Log files in the model folder give information on the operations mapped to the TPU.
"""
if not re.search('\\.tflite$', self.tflite_model_file):
print('Error, input file must end in .tflite')
sys.exit(1)
command_arguments = (self.edgetpu_compiler_path, '-o', self.tflite_model_folder, '-m',
'13', '-s', os.path.join(self.tflite_model_folder,
self.tflite_model_file))
log_file_name = re.sub('\\.tflite$', '.log',
os.path.basename(self.tflite_model_file))
assert log_file_name != os.path.basename(self.tflite_model_file)
results = subprocess.run(command_arguments,
capture_output=True,
check=True)
with open(os.path.join(self.tflite_model_folder, log_file_name), 'wt') as log_file:
log_file.write(results.stderr.decode())
log_file.write(results.stdout.decode())
edgetpu_file = self.tflite_model_file.replace('.tflite', edgetpu_ext, 1)
model_path = os.path.join(self.tflite_model_folder , edgetpu_file)
print('TPU compiled model saved as ', model_path)
return model_path
Then, I create the representative dataset using 300 elements from the training set. Here the problem arises; when I increase the number of samples in the representative dataset, the internal activations ranges of the model grow, and consequently the quantized model ones. It seems to me that the tflite converter does not cut the tails of the distributions generated by performing inference on he representative dataset, and this is an issue when dealing with outliers, because if the integer model has to represent the whole sequence, then the representative power decreases.
For example, let's consider a trivial model with one layer. Let's say that I use 10 image as a representative dataset. Let's say that 99.9% of the output values are in the range [-1, 1] and a single one has value 100. Is would be nice if the quantization process ignored that value to represent better the most elements.
Is there a way to control this behavior using tensrflow converters? I found the attributes quantized_input_stats and default_ranges_stats of the class TFLiteConverterBaseV1, but they do not seem to be used to constrain the range.
quantized_input_stats: Map of input tensor names to a tuple of floats
representing the mean and standard deviation of the training data. (e.g.,
{"foo" : (0., 1.)}).
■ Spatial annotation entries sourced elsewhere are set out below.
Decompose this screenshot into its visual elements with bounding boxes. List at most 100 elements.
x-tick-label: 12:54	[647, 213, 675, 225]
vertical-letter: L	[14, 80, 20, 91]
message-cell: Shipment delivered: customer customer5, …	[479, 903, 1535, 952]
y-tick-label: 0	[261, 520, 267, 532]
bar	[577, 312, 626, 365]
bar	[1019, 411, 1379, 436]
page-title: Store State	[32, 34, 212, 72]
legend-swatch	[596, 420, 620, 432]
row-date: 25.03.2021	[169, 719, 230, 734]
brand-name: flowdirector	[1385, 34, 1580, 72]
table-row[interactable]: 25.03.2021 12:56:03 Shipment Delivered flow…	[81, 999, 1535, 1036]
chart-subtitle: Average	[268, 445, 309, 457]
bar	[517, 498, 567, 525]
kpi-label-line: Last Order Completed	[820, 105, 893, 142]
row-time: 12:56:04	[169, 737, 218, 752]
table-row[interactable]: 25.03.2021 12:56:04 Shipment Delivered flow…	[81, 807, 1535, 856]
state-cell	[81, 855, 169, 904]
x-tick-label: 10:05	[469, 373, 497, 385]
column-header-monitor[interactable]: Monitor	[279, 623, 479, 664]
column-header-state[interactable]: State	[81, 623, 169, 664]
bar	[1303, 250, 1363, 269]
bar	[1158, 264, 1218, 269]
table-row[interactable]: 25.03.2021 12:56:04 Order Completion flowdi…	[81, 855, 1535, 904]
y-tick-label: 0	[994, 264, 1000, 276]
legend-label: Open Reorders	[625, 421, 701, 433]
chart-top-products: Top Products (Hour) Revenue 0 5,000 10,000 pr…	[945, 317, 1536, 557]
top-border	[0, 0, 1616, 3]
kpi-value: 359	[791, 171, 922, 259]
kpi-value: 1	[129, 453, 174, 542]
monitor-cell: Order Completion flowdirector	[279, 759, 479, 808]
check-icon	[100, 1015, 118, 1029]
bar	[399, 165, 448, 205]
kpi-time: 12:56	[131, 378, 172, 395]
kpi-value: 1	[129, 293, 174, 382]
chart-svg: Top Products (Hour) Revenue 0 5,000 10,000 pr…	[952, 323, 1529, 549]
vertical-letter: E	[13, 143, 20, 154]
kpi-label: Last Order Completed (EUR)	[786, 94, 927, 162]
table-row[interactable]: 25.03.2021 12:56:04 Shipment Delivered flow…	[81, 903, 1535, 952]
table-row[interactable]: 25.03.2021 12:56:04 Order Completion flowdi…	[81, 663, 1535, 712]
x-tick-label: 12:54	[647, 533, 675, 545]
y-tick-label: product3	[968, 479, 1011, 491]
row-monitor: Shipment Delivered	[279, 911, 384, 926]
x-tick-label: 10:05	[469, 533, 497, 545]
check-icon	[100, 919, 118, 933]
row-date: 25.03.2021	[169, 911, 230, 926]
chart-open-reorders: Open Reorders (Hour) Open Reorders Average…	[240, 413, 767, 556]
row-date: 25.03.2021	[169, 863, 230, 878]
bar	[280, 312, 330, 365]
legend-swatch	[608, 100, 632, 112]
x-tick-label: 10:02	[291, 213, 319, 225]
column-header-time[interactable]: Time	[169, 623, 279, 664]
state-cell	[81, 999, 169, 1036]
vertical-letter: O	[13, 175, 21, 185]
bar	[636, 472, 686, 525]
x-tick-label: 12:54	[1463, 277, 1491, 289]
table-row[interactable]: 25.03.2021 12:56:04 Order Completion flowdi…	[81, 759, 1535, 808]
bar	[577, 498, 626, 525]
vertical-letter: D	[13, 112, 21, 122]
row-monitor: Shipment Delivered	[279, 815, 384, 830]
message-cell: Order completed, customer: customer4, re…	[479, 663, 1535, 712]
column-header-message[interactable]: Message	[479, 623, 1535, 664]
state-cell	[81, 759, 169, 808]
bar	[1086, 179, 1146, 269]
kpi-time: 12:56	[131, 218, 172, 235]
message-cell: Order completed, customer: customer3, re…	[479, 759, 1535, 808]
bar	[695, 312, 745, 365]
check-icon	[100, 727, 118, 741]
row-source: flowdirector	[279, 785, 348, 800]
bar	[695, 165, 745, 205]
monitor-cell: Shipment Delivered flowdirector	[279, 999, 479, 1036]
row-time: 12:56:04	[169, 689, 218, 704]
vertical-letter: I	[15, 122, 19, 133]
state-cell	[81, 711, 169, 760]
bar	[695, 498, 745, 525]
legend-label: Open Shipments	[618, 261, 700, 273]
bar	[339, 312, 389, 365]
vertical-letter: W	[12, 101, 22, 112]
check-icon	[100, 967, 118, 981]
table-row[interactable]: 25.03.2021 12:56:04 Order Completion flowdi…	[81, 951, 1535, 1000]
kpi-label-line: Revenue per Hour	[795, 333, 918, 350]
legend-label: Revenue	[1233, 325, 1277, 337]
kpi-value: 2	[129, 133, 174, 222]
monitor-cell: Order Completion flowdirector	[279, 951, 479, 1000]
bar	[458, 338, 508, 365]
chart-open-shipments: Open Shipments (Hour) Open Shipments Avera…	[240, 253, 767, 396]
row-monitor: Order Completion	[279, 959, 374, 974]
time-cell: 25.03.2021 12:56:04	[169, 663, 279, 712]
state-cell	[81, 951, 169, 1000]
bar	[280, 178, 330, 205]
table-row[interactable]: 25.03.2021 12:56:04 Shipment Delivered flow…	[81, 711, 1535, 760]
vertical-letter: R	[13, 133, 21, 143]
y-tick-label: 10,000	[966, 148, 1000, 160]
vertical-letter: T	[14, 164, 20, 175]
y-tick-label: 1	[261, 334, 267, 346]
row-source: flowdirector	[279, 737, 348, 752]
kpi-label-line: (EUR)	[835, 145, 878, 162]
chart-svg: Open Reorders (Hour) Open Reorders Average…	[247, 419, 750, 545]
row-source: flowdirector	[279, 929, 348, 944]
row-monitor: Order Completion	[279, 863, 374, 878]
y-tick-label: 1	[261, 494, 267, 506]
Required if `inference_input_type` is tf.int8 or
tf.uint8. (default None)
I tried to quantize the model using the from_saved_model function and seeting the quantized_input_stats, but the range doesn't change.
Then, I noticed several times, that if I decrease the representative dataset size the range of the model output decreases and the results with the quantized model are better.